The court was silent for days after Ras Demeke's fall. Nobles who once whispered freely now weighed every word, afraid of spies in their own households.
Tafari took advantage of the fear.
Edicts spread across the provinces: estates suspected of hoarding grain were seized and redistributed. Roads under construction expanded deeper into the countryside, lined with garrisons of soldiers loyal only to Tafari. Workshops in Harar clanged day and night, smoke rising from forges where rifles, tools, and machinery were produced in numbers once thought impossible for the empire.
To the people, Tafari's reforms meant bread, roads, and protection. To the nobles, they meant chains.
At a council meeting, an old lord dared to voice his discontent.
"You erode the old ways, Tafari. Nobles are not merchants to be measured by production or soldiers to be drilled like peasants. Ethiopia—"
"—is not a relic," Tafari cut in sharply, his voice filling the chamber. "Our enemies do not wait for us to argue about tradition. They build rifles, ships, and schools while some of us count titles like children counting stones. The old ways fed foreign invaders. I will not let them feed us to wolves again."
The chamber fell silent. The Emperor said nothing, too weak to intervene.
But beyond the highlands, in the Italian consulate, men in fine suits and polished boots gathered around maps. Ras Demeke's death had rattled them. Bribes had failed, spies had failed, poison had failed.
"It is clear," one Italian agent muttered. "The boy is dangerous. He thinks too much like us."
Another slammed his fist on the table. "Then we treat him as an equal enemy. No more whispers. We strike where it hurts—destabilize his factories, burn his roads, fund every noble who will lift a dagger against him."
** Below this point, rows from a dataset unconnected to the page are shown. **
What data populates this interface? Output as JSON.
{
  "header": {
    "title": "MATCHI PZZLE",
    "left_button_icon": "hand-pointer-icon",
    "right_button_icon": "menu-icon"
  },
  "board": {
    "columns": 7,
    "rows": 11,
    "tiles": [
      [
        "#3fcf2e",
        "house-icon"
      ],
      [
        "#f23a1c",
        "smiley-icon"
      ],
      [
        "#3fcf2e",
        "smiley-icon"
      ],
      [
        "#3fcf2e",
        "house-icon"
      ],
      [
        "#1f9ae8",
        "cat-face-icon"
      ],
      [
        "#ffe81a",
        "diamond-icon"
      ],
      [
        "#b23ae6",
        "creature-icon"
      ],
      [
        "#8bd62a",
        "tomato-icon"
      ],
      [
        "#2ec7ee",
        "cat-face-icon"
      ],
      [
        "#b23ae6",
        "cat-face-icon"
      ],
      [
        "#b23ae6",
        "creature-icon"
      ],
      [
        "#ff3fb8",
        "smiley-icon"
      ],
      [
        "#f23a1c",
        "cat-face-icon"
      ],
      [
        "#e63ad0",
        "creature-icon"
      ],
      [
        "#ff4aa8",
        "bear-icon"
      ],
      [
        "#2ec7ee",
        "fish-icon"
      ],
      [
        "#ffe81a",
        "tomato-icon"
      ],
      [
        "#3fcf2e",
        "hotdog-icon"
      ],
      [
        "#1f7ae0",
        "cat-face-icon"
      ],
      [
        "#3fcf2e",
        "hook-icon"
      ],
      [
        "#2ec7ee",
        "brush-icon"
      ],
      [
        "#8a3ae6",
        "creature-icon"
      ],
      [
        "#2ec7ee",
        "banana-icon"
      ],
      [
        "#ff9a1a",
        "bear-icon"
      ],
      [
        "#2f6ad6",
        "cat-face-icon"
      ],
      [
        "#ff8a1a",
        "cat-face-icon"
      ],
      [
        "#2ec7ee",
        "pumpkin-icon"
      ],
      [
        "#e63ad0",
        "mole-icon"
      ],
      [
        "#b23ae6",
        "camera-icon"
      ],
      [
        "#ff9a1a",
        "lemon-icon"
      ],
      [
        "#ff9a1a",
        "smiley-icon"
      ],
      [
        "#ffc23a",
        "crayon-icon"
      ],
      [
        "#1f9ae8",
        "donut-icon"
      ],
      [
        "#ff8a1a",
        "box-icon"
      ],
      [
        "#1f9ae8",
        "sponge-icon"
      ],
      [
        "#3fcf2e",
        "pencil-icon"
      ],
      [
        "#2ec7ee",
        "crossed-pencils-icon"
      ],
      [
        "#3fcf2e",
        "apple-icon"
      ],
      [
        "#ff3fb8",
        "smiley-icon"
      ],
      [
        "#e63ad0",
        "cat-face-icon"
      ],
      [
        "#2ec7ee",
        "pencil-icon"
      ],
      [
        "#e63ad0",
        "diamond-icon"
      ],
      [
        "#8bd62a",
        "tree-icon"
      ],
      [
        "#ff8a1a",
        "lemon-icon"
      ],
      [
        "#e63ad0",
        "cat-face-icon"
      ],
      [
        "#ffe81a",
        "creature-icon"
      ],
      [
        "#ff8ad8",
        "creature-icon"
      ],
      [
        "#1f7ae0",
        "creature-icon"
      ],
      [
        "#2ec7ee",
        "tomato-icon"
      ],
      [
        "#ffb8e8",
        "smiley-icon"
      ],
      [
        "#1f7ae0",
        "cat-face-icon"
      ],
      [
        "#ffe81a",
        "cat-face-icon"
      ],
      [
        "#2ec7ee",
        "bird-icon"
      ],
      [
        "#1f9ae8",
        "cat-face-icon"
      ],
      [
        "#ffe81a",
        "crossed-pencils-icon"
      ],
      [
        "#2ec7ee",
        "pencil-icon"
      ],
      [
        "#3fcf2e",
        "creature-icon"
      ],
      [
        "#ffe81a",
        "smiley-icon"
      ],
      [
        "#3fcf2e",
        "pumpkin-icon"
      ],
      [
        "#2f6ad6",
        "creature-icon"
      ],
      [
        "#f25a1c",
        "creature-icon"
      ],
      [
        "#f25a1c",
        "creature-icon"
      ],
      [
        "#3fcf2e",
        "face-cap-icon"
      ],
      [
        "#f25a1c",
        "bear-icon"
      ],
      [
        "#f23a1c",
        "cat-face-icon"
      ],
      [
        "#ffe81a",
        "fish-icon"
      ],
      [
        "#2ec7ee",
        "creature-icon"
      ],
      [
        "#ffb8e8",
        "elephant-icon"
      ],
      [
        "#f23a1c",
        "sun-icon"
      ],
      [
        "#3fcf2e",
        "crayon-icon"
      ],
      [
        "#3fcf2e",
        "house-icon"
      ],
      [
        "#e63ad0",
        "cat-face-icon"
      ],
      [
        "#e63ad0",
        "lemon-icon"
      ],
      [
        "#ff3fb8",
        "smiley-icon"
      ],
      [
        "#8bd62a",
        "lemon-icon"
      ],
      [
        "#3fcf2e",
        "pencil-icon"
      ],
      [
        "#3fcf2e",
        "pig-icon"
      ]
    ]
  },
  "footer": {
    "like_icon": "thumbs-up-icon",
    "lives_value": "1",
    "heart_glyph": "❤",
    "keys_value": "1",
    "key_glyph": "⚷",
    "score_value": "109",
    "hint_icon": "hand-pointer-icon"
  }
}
A third leaned back, smiling coldly. "And if that fails… then Tafari himself must fall. No prince, no schemes. Ethiopia without its shadow."
They raised their glasses in agreement. Plans were drawn—gold to fuel riots, saboteurs to slip into Harar, assassins to move in the dark.
Back in his study, Tafari pored over reports. His agents confirmed unrest in the provinces: sudden fires in warehouses, caravans ambushed by "bandits," nobles spending more than they should. It was Italy's hand again, no doubt.
He pressed his palm against the map.
"They think fire and gold will break us," he murmured. "But fire can forge steel… and gold can buy their downfall as well."
Wolde entered, carrying a tray of tea.
"They won't stop, Tafari. They will come until you are dead."
Tafari sipped slowly, his eyes never leaving the map.
"Then let them come. Every move they make teaches me more. And when the time comes, Wolde, I will strike back not as a prince hiding in shadows… but as a ruler they will never forget."
Outside, the forges roared louder, rifles stacked higher, and roads stretched longer. Inside, the game of smoke and steel moved into its next phase.